Although the "diet-heart" hypothesis rests on a substantial body of evidence, the case for the "diet-cancer" hypothesis is more tenuous. Regarding dietary fat consumption, some observational studies have reported an association between saturated fat and the risk for breast, colon, and prostate cancer (1). In laboratory animals, omega-6 polyunsaturated fatty acids (such as linoleic acid) promote tumor growth, whereas fish oils (which are rich in omega-3 polyunsaturated fatty acids) inhibit tumor growth (1). Human population studies, however, have not found a consistent association between dietary polyunsaturated fatty acids and cancer (1).

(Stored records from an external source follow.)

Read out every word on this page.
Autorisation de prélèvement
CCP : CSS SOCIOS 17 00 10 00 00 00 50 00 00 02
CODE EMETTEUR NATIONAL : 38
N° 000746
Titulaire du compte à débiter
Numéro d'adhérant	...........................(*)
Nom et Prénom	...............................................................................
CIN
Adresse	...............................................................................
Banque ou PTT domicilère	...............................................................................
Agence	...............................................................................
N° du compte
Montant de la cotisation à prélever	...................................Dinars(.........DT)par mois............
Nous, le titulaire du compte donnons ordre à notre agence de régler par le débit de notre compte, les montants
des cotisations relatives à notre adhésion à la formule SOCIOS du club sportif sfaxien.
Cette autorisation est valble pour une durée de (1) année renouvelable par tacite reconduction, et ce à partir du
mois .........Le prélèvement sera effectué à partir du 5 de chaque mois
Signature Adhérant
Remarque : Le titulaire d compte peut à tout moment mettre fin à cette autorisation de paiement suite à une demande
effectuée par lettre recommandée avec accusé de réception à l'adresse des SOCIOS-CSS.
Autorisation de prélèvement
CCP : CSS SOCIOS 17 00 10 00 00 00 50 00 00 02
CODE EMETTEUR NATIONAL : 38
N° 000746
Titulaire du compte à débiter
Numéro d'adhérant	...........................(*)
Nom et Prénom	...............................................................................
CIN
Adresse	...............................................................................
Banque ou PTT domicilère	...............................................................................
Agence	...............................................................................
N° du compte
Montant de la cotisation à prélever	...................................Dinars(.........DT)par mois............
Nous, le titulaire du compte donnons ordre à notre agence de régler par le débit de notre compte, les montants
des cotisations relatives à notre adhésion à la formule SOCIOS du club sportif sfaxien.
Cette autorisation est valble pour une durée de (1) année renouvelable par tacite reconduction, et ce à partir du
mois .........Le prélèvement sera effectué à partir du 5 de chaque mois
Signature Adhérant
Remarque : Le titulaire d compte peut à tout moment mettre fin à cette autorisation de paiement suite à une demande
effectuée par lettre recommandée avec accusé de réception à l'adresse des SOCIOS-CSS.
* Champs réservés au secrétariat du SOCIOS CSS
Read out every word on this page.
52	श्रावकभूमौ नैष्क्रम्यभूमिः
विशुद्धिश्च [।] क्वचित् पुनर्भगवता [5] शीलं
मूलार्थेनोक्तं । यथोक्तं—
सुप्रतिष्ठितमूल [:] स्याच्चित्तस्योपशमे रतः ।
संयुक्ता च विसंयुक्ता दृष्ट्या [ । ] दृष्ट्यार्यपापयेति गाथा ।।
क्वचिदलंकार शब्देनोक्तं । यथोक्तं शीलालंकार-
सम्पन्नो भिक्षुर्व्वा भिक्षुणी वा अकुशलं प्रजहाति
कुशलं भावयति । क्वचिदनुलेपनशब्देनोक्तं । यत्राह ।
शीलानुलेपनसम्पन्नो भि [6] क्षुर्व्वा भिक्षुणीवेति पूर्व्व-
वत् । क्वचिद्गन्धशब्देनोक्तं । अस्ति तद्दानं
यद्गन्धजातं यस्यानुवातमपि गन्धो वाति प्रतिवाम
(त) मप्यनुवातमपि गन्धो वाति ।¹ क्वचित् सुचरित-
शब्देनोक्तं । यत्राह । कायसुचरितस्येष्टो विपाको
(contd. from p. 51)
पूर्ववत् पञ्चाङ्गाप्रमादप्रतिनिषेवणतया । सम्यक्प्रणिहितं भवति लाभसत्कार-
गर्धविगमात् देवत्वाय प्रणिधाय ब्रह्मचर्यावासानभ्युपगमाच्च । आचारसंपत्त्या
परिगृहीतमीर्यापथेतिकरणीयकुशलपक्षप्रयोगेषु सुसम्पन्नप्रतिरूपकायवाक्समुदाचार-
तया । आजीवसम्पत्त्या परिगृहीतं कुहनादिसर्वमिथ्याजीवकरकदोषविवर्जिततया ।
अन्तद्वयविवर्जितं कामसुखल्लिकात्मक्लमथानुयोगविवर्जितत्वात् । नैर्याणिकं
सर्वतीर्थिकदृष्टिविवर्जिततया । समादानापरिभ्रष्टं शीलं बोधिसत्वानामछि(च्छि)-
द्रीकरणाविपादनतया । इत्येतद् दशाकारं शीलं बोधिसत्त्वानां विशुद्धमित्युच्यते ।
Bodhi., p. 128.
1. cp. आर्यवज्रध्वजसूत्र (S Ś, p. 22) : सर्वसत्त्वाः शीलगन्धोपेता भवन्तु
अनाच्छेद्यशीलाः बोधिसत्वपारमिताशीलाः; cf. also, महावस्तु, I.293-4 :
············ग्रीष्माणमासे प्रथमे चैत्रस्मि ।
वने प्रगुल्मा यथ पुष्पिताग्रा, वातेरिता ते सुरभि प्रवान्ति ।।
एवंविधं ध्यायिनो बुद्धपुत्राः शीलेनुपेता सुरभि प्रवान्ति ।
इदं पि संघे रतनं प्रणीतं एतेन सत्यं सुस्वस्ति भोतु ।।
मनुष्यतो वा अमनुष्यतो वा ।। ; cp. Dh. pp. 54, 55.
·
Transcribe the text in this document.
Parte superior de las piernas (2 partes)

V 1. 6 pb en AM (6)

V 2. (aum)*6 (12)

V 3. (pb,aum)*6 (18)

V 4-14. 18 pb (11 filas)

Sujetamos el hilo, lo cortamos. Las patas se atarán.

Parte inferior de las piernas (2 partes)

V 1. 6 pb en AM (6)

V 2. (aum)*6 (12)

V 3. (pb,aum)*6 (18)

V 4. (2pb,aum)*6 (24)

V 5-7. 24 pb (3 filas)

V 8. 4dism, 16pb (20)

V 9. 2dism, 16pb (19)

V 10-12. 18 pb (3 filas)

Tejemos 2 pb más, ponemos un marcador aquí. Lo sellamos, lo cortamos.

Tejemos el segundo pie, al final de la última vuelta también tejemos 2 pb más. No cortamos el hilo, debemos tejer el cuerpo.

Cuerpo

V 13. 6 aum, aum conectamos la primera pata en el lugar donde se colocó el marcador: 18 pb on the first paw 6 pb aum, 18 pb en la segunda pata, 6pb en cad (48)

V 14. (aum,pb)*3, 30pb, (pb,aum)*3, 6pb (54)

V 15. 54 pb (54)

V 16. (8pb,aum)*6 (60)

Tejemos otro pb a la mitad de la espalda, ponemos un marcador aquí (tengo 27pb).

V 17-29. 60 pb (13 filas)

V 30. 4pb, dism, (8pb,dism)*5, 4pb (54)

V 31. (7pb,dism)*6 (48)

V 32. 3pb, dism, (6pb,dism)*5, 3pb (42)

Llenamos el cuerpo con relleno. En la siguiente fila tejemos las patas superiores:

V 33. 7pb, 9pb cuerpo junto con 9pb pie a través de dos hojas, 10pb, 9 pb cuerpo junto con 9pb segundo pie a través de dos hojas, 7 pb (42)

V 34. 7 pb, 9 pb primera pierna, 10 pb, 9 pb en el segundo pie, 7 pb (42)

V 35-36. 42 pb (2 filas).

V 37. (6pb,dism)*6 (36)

There is general agreement that healthy diets for adults should include adequate dietary fiber (20 to 35 g/d) and fruits and vegetables (≥ 5 servings/d), and should restrict saturated fat (≤ 10% of energy). Based on the Lyon Diet Heart Study, replacing saturated fat with monounsaturated fat (from olive or canola oil) or omega-3 polyunsaturated fat (from fish or plant sources) seems to be safe and may be beneficial.

Joel A. Simon, MD, MPH
San Francisco Veterans Affairs Medical CenterUniversity of California, San FranciscoSan Francisco, California, USA


1. National Research Council, Committee on Diet and Health. In: Diet and Health: Implications for Reducing Chronic Disease Risk. Washington, DC: National Academy Pr; 1989:5-6.